II. El dragón dorado
Unos días después una mordida de futuro me asaltó en ese mismo supermercado, al que acudí a comprar un cuaderno porque en la papelearía costaba el doble, me disponía a encadenar la bicicleta en un poste cercano a la salida cuando una flamante camioneta se estacionó a medio metro de donde hacía la maniobra y una señora de más de sesenta años bajó del lado del pasajero. Del volante descendió quien sería su esposo, un llamativo caballero bastante mayor que ella, en sus ochenta y tantos, pero ataviado a la moda motociclista cross, muy delgado, estrecha chaqueta de cuero negro, blanco y rojo, con leones y dragones asiáticos en la espalda; calzado deportivo negro, también de piel, de conocida marca de diseñador; lentes oscuros de amplios cristales reflejantes, el cabello tan blanco que parecía dorado, disparó de inmediato el recuerdo de la novelita olvidada durante años en el húmedo montón de otros papeles. Con la imaginación orbitando entre los personajes entré por un cuaderno que no encontré, así que salí casi de inmediato con la idea fija de desempolvar esa trama no bien llegara a mi casa.

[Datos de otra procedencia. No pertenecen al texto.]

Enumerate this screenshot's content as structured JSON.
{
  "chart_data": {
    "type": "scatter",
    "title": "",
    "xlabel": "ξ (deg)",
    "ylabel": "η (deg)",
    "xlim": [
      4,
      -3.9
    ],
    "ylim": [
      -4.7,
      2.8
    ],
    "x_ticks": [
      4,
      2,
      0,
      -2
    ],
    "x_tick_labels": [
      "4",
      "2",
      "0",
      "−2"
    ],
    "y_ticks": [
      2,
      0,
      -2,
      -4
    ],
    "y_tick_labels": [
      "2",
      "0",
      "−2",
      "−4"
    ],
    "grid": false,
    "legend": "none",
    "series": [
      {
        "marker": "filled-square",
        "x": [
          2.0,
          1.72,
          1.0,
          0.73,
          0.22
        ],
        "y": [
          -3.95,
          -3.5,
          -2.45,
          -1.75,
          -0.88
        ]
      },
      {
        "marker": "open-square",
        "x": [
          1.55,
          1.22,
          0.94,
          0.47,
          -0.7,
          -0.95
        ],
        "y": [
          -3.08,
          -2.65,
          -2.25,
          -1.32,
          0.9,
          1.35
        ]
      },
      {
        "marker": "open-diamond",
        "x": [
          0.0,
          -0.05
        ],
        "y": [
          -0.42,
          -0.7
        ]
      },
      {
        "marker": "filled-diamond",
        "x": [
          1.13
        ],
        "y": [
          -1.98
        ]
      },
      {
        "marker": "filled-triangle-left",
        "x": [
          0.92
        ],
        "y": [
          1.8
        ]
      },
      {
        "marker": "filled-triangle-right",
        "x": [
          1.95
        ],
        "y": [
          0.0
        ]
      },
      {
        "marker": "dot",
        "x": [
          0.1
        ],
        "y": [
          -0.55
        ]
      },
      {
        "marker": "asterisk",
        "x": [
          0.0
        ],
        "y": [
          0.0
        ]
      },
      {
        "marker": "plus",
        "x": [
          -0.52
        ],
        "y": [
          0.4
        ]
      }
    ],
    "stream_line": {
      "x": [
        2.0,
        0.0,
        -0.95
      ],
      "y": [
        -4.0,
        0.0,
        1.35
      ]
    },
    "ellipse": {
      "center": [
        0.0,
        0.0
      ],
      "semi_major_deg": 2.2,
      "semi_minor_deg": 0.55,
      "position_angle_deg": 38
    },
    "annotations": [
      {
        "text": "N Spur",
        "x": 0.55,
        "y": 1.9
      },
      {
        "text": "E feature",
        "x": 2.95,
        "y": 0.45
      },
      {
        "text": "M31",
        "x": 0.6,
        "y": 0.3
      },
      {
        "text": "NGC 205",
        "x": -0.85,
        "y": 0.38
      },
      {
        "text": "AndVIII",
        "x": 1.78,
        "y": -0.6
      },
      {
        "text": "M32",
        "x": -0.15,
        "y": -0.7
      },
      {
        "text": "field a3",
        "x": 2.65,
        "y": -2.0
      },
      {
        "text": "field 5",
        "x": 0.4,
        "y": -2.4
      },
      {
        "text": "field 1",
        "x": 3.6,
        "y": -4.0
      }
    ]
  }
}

No había terminado de desencadenar la bicicleta cuando el emblemático anciano me interpeló a unos pasos de distancia y primero creí que le interesaba saber algo del modelo de la bici, pero enseguida escuché que la reclamaba de su propiedad y exigía devolución inmediata. Quise inútilmente aclarar la confusión: el señor quería “su bicicleta” con tono cada vez más vehemente y acusatorio, los puños en ristre, y  me tomó por sorpresa; con una ridícula fuerza me empujó y eso me hizo dudar de su lucidez. Con la vista busqué a la mujer con quien llegó, pero sólo me encontré con los rostros interrogantes de un grupo de clientes y los locatarios de los negocios perimetrales, los empacadores de la “tercera edad”, atónitos espectadores.

Forcejeamos, guardé como pude la cadena de la bicicleta y pretendí trepar y desaparecer, pero el dragón me hizo perder el equilibrio y antes de sobreponerme hacía ademanes como de sacar un arma de su chamarra, y en una fracción de segundo brincó a su camioneta encendió el motor y lo creí en disposición de embestirme, como un desaforado dibujo animado maldiciéndome desde la ventana, y fue cuando el esqueleto me reclamó más instinto y fue el resorte que me puso de un salto sobre la bicicleta para esfumarme.

A cada pedaleada la competencia entre dos sentimientos allanaron el desfogue emocional de esa tarde: el poderoso deseo del desquite, de una revancha contra el senil energúmeno, pero cuando vi que a la bicicleta le faltaba el espejo, que compré apenas un mes atrás, escogiendo estúpidamente de los más caros, me sobrecogió una carcajada que desplazó la ira que me aconsejaba regresar y reclamarle el hurto y darle de perdida un coscorrón, pero me acordé de los muchos otros ancianos que conozco, algunos familiares, y pensé si en esa novelita existiría la eutanasia como un servicio público o privado, donde podría uno esperar sentado, como los empacadores en el supermercado, al esperar su turno.